On the mainland, the Shanghai composite fell 0.97 percent to 3,049.80. The smaller Shenzhen composite lost 1.58 percent to end at 1,731.43.

Japan's Nikkei 225, however, bucked the trend to edge up by 0.38 percent, finishing the day at 22,966.38. Shippers and real estate stocks led gains for the day, while automakers rose 0.93 percent.

MSCI's broad index of shares in Asia Pacific excluding Japan pulled back by 0.61 percent in Asia afternoon trade.

Markets in South Korea and Indonesia were closed on Wednesday.

Global markets were subdued following Tuesday's meeting between U.S. President Donald Trump and North Korean leader Kim Jong Un. The summit, which took place in Singapore, marked the first ever meeting between sitting leaders of the two nations.

The historic summit culminated in both leaders signing an agreement that pledged to create a lasting "peace regime" on the Korean Peninsula, although the statement was criticized for lacking in detail. Trump also said during a press conference that the U.S. would be halting war games held with South Korea.

"Until there is more meaningful progress, which could ultimately lead to potential alleviation of existing sanctions, we expect the Kospi to remain in this range [of 2,400 to 2,500]. Our base case Kospi remains at 2,600," Morgan Stanley analysts said in a note.

Rate hike expected 

Following the conclusion of the high profile summit, investors will now focus their attention on upcoming central bank meetings. The Federal Reserve will end its two-day meeting on Wednesday U.S. hours and is widely expected to announce a rate hike.

Markets will also be looking for clues on the central bank's rate hike trajectory this year.

"There's a big risk that the FOMC probably raises its 2018 fed funds rate projections. Right now, they expect to raise rates one more time after the June meeting. There's a potential risk they imply two more ... but that's not going to be a big shock to market participants," Elias Haddad, at Commonwealth Bank of Australia, told CNBC's "Squawk Box."

The European Central Bank and Bank of Japan will meet later in the week.

The dollar index, which tracks the greenback against a basket of currencies, was supported ahead of the conclusion of the Fed's meeting at 93.905. Against the yen, the dollar firmed slightly to trade at 110.59 at 3:02 p.m. HK/SIN.

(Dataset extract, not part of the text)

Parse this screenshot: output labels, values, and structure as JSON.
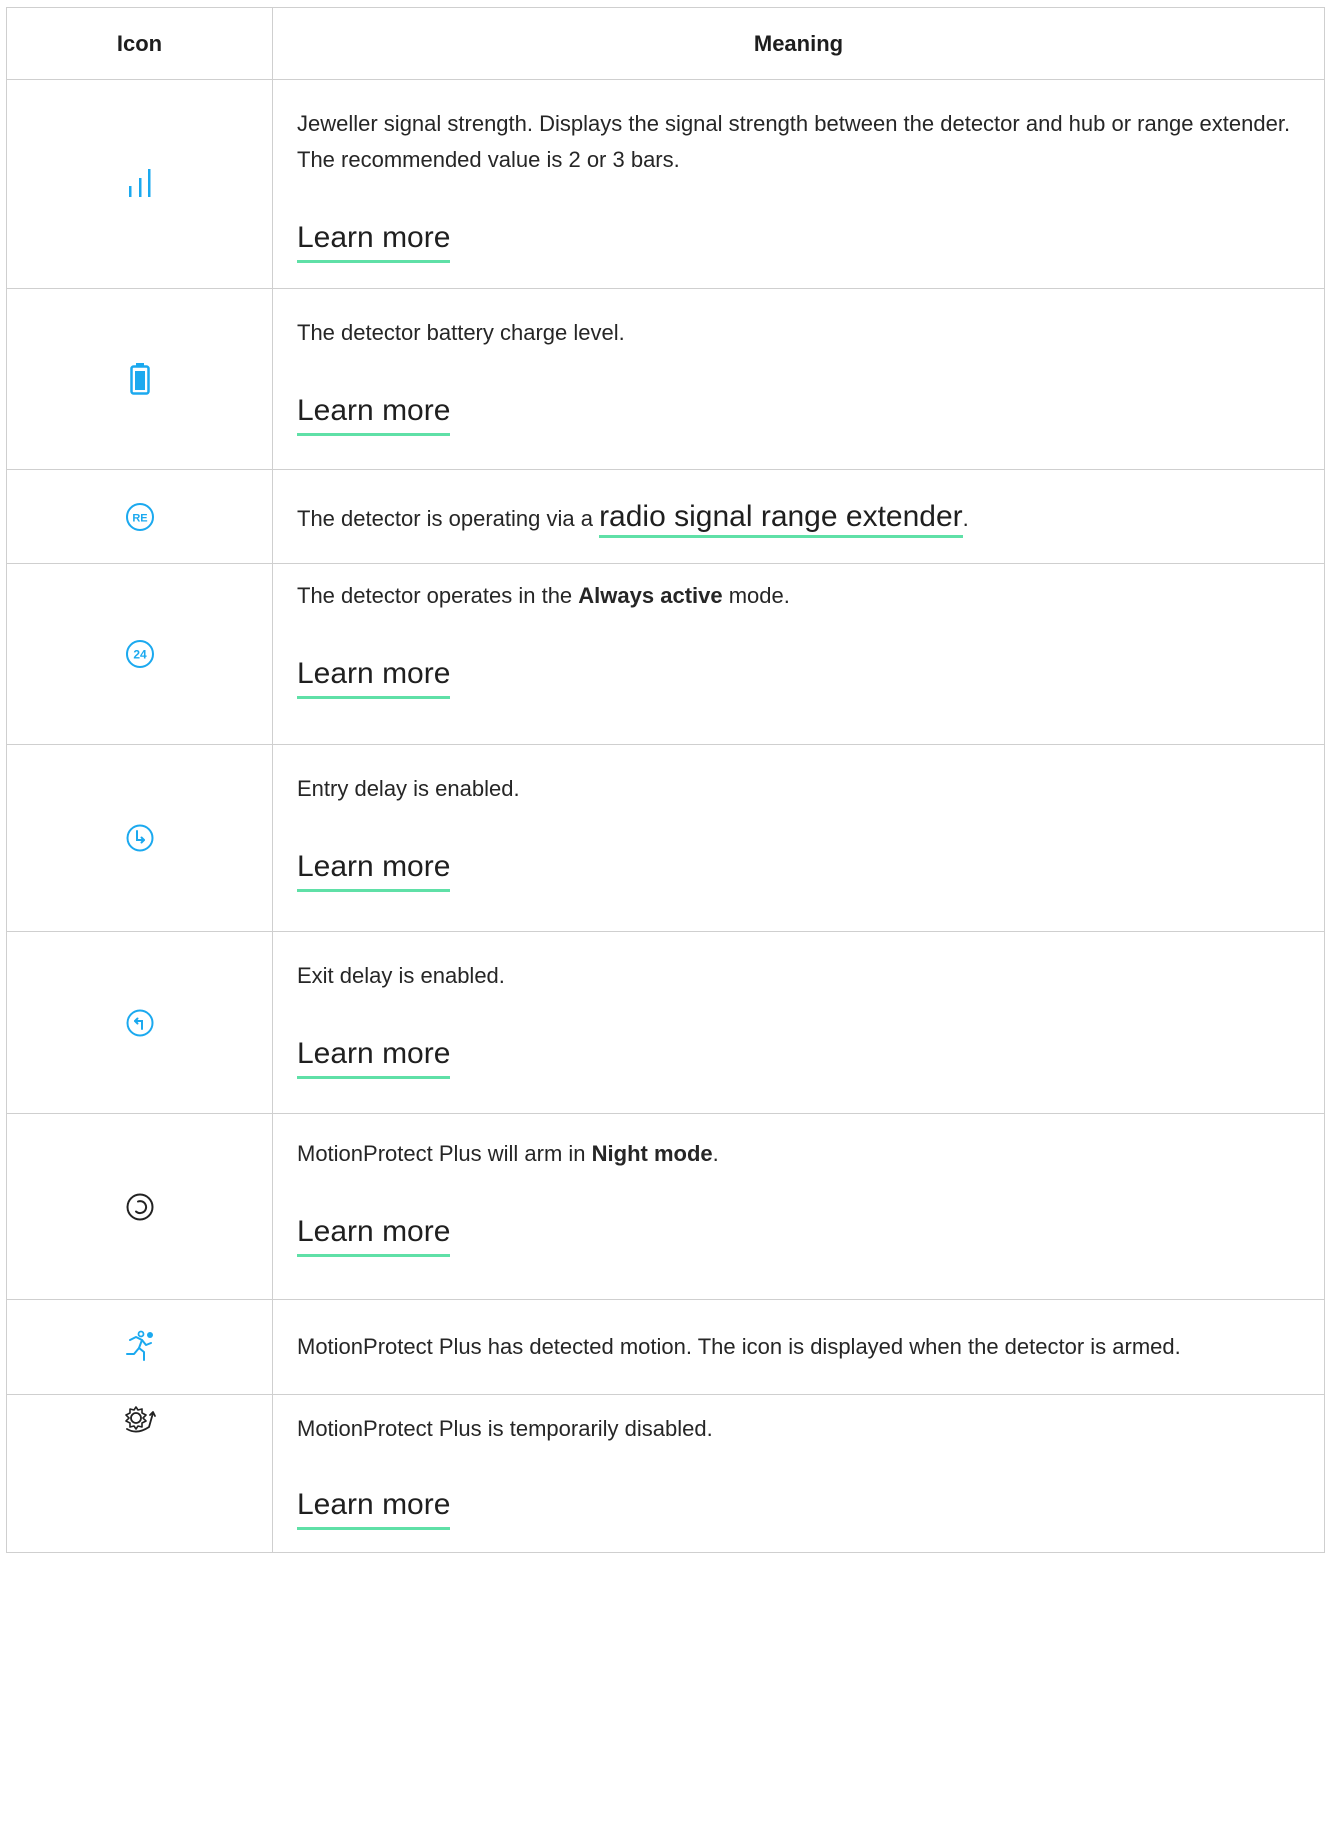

In individual movers, shares of ZTE plunged some 40 percent in Hong Kong by 3:00 p.m. HK/SIN after resuming trade on Wednesday. Shares of the telecommunications equipment maker had been suspended since April after the U.S. government imposed a ban on the Chinese company from buying U.S. parts.

Elsewhere, shares of Australia's APA Group rose 20.92 percent after the company received an indicative non-binding offer led by CK Infrastructure Holdings.

U.S. stocks finished the day little changed in the last session, with the lack of commitment in the agreement signed by Trump and Kim not giving investors much to go on.